Goodbye HRNI, hello Equity and Community Engagement. At a recent workgroup meeting, Manager Fabio Andrade.
[00:00:08] Fabio Andrade: Hi everyone. I just want to give you an update regarding our office. We announced last week that HRNI is changing. Now it’s called Office of Equity and Community Engagement.
[00:00:20] It is not just a name change, although the new name is more in line with the work we’re actually doing for the City. We had an old Human Rights program and office, called Human Rights Center and we had neighborhood services in Planning. And during the 2009 crisis, those two offices were combined.
[00:00:42] And it was named HRNI, picking pieces of names of the old two offices. But more and more, we have been doing equity work and consulting on community engagement, which goes beyond just work with neighborhood associations. So the new name is more aligned with the work we do.
[00:01:01] John Q: The office will also start reviewing how City departments involve the public in making decisions. The change comes after an internal whistleblower told City Council its Planning Department purposely ignored neighborhoods on middle housing.
[00:01:13] Feedback dropped from 4,000 responses with neighborhood involvement to 741 responses without.
[00:01:22] Fabio Andrade: And besides the name change, there is also a change in how we coordinate around equity work and community engagement for the City. Until now each division and department, they work independently. And although decentralization is good for some things, it can also create a lot of confusion and redundancy. So we may have different departments or divisions working on trying to find answers to the same questions, and they’re not talking to each other. Or we may have different departments reaching out to community members, asking the same questions that those community members have already provided to the City.
[00:02:02] So in this new structure, our office will be the coordinating unit for all community engagement processes and equity processes that the city is applying.
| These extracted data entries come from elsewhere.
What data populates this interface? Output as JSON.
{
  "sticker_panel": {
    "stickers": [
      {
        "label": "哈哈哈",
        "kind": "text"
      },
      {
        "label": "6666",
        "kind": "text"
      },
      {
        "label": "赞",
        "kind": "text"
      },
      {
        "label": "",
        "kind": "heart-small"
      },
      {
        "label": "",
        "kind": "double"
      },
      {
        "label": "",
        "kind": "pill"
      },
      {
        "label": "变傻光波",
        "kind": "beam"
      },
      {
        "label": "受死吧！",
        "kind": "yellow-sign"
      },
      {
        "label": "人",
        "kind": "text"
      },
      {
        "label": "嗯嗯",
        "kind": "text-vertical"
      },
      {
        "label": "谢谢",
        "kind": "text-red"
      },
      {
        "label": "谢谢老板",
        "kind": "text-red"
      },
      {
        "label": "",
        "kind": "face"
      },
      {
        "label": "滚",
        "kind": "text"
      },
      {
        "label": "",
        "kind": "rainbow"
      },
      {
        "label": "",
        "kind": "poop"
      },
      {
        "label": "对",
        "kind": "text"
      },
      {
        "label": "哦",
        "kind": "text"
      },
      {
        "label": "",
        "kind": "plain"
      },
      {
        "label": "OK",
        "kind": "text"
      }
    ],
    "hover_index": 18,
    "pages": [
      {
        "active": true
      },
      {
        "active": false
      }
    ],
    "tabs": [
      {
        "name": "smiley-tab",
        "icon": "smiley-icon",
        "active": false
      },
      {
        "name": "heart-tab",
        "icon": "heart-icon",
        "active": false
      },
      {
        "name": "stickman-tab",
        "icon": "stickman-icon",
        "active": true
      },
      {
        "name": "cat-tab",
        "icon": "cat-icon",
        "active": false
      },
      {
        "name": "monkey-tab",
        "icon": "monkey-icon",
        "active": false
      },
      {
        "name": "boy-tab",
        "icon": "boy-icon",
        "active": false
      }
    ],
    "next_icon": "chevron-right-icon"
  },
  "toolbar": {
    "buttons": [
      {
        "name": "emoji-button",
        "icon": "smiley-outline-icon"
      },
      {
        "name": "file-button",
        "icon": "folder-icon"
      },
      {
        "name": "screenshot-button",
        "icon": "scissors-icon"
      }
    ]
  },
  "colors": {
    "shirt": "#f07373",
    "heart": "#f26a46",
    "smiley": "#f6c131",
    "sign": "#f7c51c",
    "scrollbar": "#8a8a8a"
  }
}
We are not responsible for doing the work; we’re just coordinating, providing best practices, resources, and make sure that we’re minimizing duplicate efforts and confusing or conflicting messaging going out to the community.
[00:02:27] So we are really hopeful that this will improve how we work and it will also give us a chance to consider work done through the Human Rights Commission and its workgroups, and also work done through the neighborhood associations, in everything else we do at the City.
[00:02:46] So we are hopeful that the change will be beneficial for everyone involved and for the people you’re serving.
[00:02:52] John Q: The change follows a recent announcement that the City sees neighborhoods as private clubs, and therefore neighborhood meetings are not subject to public meeting laws. It also comes as the office revises its policy for recognizing neighborhoods.